I'm here for the snark.
"Because there is this one blogger, who has always only said what she really thinks, and let the traffic fall where it may...."
Well, does letting the traffic "fall where it may" really ring true when Instapundit's been throwing you millions of hits over the years? That's blog privilege talking, not that I care much. (And I do care, just not that much. In other words, I let the traffic fall where it may.)
Oh, and speaking of Instapundit, lol!
madAsHell said...
If you blog, but no one is there to comment, then did it make a sound.
I turned off mine - too many robots and too much racism - and my numbers are growing, so,...
How intriguing!
Our hostess has become Betamax's Muse.
Twisted plots, and demented characters ensue.
Because there is this one blogger, who has always only said what she really thinks, and let the traffic fall where it may....
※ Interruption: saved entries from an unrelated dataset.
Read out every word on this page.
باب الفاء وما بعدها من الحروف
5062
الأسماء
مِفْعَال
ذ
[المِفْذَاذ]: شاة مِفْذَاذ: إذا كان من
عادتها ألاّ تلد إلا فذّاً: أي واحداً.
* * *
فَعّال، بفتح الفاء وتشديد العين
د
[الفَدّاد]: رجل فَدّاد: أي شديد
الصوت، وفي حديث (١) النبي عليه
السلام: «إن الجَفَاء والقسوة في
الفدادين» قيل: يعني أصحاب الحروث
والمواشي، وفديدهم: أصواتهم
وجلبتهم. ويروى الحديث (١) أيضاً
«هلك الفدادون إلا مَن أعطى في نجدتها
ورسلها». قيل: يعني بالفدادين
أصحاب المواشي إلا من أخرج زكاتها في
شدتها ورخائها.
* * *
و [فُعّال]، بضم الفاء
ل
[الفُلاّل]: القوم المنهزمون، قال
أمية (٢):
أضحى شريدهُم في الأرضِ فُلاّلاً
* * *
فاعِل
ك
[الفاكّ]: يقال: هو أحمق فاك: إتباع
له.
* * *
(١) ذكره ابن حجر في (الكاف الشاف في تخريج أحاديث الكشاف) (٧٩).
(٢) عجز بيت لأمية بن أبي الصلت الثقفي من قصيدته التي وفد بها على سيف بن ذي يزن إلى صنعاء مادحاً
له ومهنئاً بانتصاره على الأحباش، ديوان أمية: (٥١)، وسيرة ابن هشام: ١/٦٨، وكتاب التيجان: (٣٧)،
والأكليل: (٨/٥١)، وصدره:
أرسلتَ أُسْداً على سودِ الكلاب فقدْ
Until that period last year when she shut down her comment section and her ranking fell in the Law Prof Blog Traffic Rankings. Then she suddenly cried "Uncle" and went back to unmoderated comments.
So --
There's a significant difference between writing for sites where the goal is to generate clicks (the sort that I used to get lured into until I learned that the top hits in an internet search don't necessarily yield useful information) and writing to get readers, which is not really much different than what authors have always done.
I think the notion of a "purist" writing solely for the joy of writing, is a bit silly.
I blog, and have various high-minded reasons for it, but it seems rather fruitless and waste of time without readers, even if those readers are a very tiny fraction of Althouse's, and even if there's no tangible benefit to readership (no ads, or amazon link, or connection to the Big Name bloggers) but just the thought that at sometime in the future I might figure out how to Do Something with the blog.
"Writing and eyeing the statistics about your readership — how awful is it?"
I dunno, why not ask those academics who write tedious articles for law reviews and other professional journals and then sit around waiting anxiously to see how many citations their article gets.
Not to worry, I will always read you and mostly agree with you.
Should we cry for the writers who take a job they can't hack?
Or for those who can, and become Journolists?
A friend of mine, who had a long and successful career in government service, wrote porn to support himself as a young man just out of school. He said it was the worst kind of drudgery -- sweatshop level tedium.